Tuesday, June 30, 2015

Managing Emotional Reactivity


We know that when someone is reckless in their emotional reactivity, it damages relationships and has a huge impact on the organizational system.  Recovering from the impact of emotionally reactive comments can take months and sometimes even years.  

In trying to manage my own reactivity, I’ve noticed how easy it is to slip into when someone is “jokingly” name-calling either myself or a colleague or finding people to blame for a circumstance. 

This kind of behavior happens everywhere.  


Managing emotional reactivity in favor of empathetic responses, one can model the leadership and respect for others that makes for happier organizational systems.  Earlier last week I was on a conference call with a group of peers in a volunteer organization that I help lead.

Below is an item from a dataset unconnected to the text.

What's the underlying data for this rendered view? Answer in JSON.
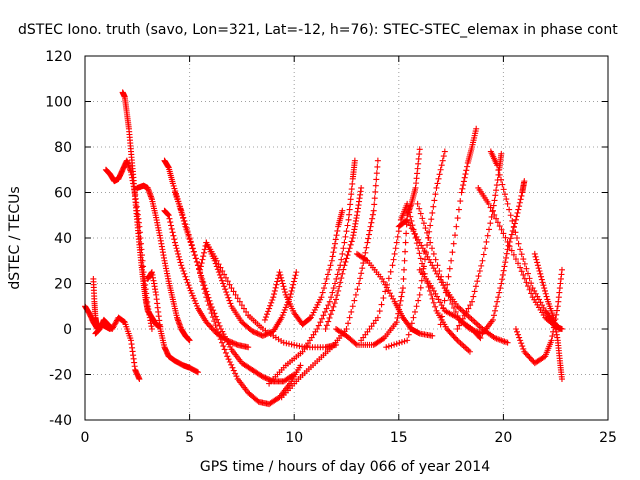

Another leader of the group on the call felt that our non-leader volunteers (on the call) had not made adequate progress on an initiative and she expressed frustration at the other members of the group on the call saying, “So what you are telling me is that no one has done anything?… I’m sorry you guys are wasting my time.”  I could feel an anger reaction coming on. I saw her comments as disrespectful and not aligned with how I believe we should treat volunteers of our organization. 

I tried to manage my emotions on the call and I called her separately on her cell phone as soon as the call was over.  She continued to express frustration with the pace of our work.  I said, “You seemed very frustrated on the call.” Which she agreed. I said “When you told the other members of the group that they were wasting your time- it sounded shaming. And it’s not helpful.” ( My emotional reaction went something more like “Are you out of your #$&#% mind? Who do you think you are!!??”) I do think the message was better-received while managing the emotional reaction. She agreed that she was feeling overwhelmed and would never want to behave in a way that was counter-productive. On her own she eventually decided to write an apology to the members of the group.